Discussing my struggle with pedophilia
Hello,
I am a human being. Unfortunately, I also happen to have been born with a serious condition. I am sexually attracted to children. This is beyond my control. I would never choose to be this way.
I came to 7 cups to share my story and to get support with overwhelming thoughts of depression and suicide. Often, there will be one or two individuals who get nasty toward me, rather than support me in my struggle. I will attempt to explain why you should not get nasty and why I am worthy of support, just like any other member here.
Just to admit that I have this sexual problem takes a truckload of courage and honesty to myself and others. I never have harmed a child and I am actively seeking professional help.
I first realized that I had an issue in March 2012. Nearly a year later, I finally got up the courage to talk to a social worker about it. I used a false name throughout the first few months of talking with her. She found out about the Sexual Behaviours Clinic at CAMH (http://www.camh.ca/en/hospital/care_program_and_services/specialty_clinics/Pages/Sexual-Behaviours-Clinic.aspx), where I began talking to a specialist over phone, also refusing to give my real name initially.
Finally, it came to the point where I would need a referral to get any further treatment at the clinic. It was a horrible day, I went to a random walk-in clinic and told the doctor to sign the referral because I was 'addicted to porn', a lie that the specialist had instructed me to say so I could get referred without saying the real reason why I'd go to such a sexual clinic.
So it took over two years just to get help under my real name, and that should show you how tremendously hard it was to come forward and get help.
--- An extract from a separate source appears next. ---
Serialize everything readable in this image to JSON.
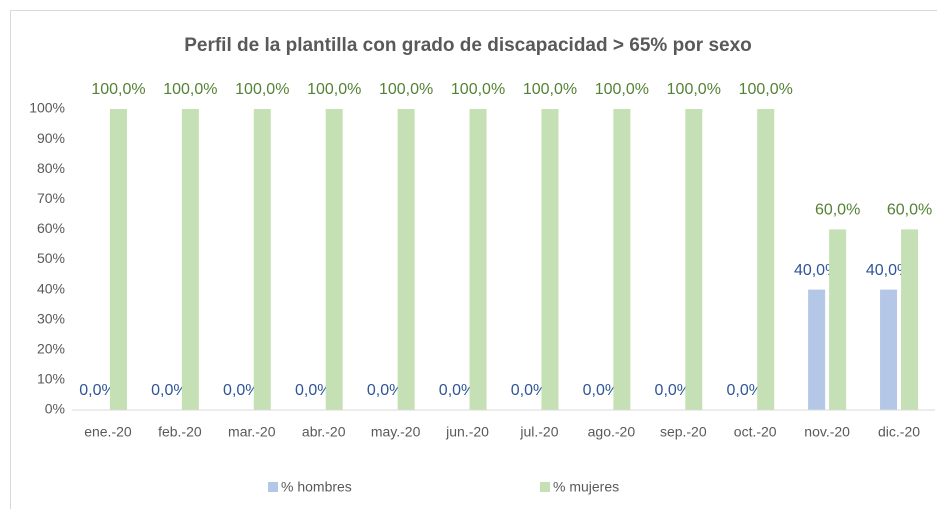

I think the main reason that some individuals get nasty or intolerant toward me is that they misunderstand the meaning of the word 'pedophile'. It is simply a word that means "sexually attracted to prepubescent children". But it does NOT mean that a person has actually committed a crime against a child. Nor does it mean that a person intends to hurt a child in the present or future.
I have not harmed a child. I do not want to ever do that. I feel disgusted at my own thoughts and fantasies, I don't approve of them at all. In fact, I would sooner die than to offend against a child. I do not have any children in my life, and I have taken steps to ensure that I don't become involved with children in any way.
Recently, I have told members of my extended family about my pedophila. Something that was very painful for myself to say, and for them to hear. We have come to an understanding that when I visit any of my relatives, my younger cousins aren't visiting at the same time, or are away when I'm there.
Having pedophilia has made my life hell. I have suicidal thoughts every day, almost as frequently as the pedophillic thoughts themselves. In that light, I come to 7 cups to vent my feelings and to receive support. I am diagnosed with Major Depressive Disorder, and I spend most of my time in the depression chat room here. I don't come to talk about harming children or to discuss any of the details of what goes on in my mind. I simply want to relate to others how dreadfully bad I feel about my condition.
Further, I am getting help. I already said that I attend the Sexual Behaviours Clinic. I don't approve of my attraction to children and I have no hidden intentions to offend. I avoid children in my real life. I have taken a step that most other pedophiles have chosen not to do, which is to voluntarily receive a 'chemical castration' injection.
I was prescribed Lupron (https://en.wikipedia.org/wiki/Leuprorelin) in 2013 and continue to take it to this day, completely voluntarily. It has serious long-term health consequences, such as liver failure, kidney failure and a risk of osteoporosis. It is an ongoing worry of mine about what will happen to me in the future if I continue to take that injection.
All in all, I have a very tough life ahead of me. I need support as much as any other, and I would thank you for your understanding me as I continue to come here to talk about my life.
@condemnedself
Thank you for sharing your story. I think it is really important for people to know that being a pedophile does not make you a bad person, and that you are still in control of your actions reguardless of your urdges. Stay strong <3
@condemnedself
hey, I would like to thank you for being brave enough to deal with this nightmare. Your life seems very painful but I am grateful that you decided for not harming any child. I could see how sexual abuse was able to destroy the life of a relative of mine and its a very sad thing. By dealing with your nightmare you avoid the nightmare of many children. Dont quit your fight, keep fighting ... I respect your fight and your courage.
@condemnedself
I hear you brother, we are in similar boats.
I think i am a bad person for having had hundreds of relationships with you g boys.
My problem is I find that I have fallen in love with boys, i cant stop thinking of them
My influence aids me in getting dates with young, pretty boys.
I know we must stop before we get caught, prison is a death sentence for us.
Stay strong & you will get through this. I use AA meetings, not an alcoholic but
similar disease.
Jeffrey Tinsley
A patient but recovering addict
@condemnedself
That sounds really tough. How did you realize it?